Plastics are usually used to construct a river kayak; polyethylene is common because it is flexible and durable enough to allow the boat to glance off rocks without causing cracks that can lead to leaking. The hull of the boat does not feature a keel, which sea kayaks sometimes include. The river kayak is designed to be maneuverable rather than narrow for speed, since the river's current is likely to drive the boat forward quickly. Sea kayaks need to be long and thin to gain speed on still water. The shape of the river kayak can vary according to its purpose, and the length of the boat can range anywhere from 4 to 10 feet (1.2 to 3 meters).

A playboat is the shortest river kayak model. It is specially designed to be very nimble; many kayakers use such a boat to perform tricks in the water, or to navigate especially tricky or narrow waterways. This type of boat is likely to float lower down in the water, since it is a low-volume craft. Creekboats, by comparison, are longer and higher volume, and they sit higher up on the water. They are intended for use on less treacherous rivers and rivers that do not flow as hard as other rivers.
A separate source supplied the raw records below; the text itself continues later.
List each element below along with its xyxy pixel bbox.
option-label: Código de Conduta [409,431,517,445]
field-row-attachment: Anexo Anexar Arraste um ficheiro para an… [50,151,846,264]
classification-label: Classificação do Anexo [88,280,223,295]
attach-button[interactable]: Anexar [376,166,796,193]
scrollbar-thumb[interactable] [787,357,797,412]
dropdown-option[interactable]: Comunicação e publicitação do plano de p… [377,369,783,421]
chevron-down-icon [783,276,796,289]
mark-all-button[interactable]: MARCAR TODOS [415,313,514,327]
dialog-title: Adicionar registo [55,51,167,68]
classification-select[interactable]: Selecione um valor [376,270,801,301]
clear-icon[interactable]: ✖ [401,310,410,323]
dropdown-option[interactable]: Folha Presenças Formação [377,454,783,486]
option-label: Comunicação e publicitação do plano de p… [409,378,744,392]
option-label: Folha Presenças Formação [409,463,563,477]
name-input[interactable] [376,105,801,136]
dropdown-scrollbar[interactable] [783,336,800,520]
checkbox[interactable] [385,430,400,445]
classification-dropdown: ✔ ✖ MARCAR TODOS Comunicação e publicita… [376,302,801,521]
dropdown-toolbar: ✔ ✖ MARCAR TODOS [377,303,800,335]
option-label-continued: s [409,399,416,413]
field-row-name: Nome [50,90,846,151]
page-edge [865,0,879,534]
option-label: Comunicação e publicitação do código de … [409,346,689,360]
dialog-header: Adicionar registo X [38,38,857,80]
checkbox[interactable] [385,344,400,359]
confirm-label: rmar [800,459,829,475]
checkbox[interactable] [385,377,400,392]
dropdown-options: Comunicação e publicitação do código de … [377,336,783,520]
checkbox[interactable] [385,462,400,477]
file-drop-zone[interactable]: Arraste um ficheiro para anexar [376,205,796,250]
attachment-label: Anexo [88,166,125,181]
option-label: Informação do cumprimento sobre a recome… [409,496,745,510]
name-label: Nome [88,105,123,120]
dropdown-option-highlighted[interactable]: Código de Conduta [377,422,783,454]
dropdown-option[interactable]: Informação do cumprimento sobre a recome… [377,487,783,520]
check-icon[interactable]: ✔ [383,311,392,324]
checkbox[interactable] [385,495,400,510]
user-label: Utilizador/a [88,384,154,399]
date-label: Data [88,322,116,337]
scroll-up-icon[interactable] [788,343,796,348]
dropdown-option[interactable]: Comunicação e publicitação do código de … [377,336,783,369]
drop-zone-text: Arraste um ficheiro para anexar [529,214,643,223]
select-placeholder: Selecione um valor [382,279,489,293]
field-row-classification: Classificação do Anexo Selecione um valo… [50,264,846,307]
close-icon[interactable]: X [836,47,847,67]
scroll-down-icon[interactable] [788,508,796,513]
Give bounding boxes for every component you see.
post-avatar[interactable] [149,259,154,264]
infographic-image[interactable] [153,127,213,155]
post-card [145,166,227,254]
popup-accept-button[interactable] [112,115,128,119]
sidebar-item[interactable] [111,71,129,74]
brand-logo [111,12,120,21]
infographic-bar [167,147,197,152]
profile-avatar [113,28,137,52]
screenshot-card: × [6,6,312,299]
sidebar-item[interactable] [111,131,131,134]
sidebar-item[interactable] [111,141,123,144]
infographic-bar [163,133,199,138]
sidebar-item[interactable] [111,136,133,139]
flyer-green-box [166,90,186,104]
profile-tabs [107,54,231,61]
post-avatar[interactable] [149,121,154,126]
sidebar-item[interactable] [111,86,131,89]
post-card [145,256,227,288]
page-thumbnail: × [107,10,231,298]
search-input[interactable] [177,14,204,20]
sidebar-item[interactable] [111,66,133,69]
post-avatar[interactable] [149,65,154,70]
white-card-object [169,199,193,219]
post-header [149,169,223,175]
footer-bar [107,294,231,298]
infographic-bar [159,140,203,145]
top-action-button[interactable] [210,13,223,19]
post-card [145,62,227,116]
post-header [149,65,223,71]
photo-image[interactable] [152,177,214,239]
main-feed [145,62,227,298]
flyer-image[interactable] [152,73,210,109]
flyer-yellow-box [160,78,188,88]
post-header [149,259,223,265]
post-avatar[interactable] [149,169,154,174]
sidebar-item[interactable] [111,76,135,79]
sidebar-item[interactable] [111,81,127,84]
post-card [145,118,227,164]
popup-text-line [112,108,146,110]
Recreational boats tend to bridge the gap between these two models. They are of moderate length and volume, and they are basically designed for a recreational paddler who will not be committing to one or the other style of paddling. It is not the best choice for either type of paddling, but it is a good choice for both together, should the paddler be likely to do both styles at some point. These kayaks tend to be slightly less expensive than specially designed creekboats and playboats, though the price difference may be fairly slight.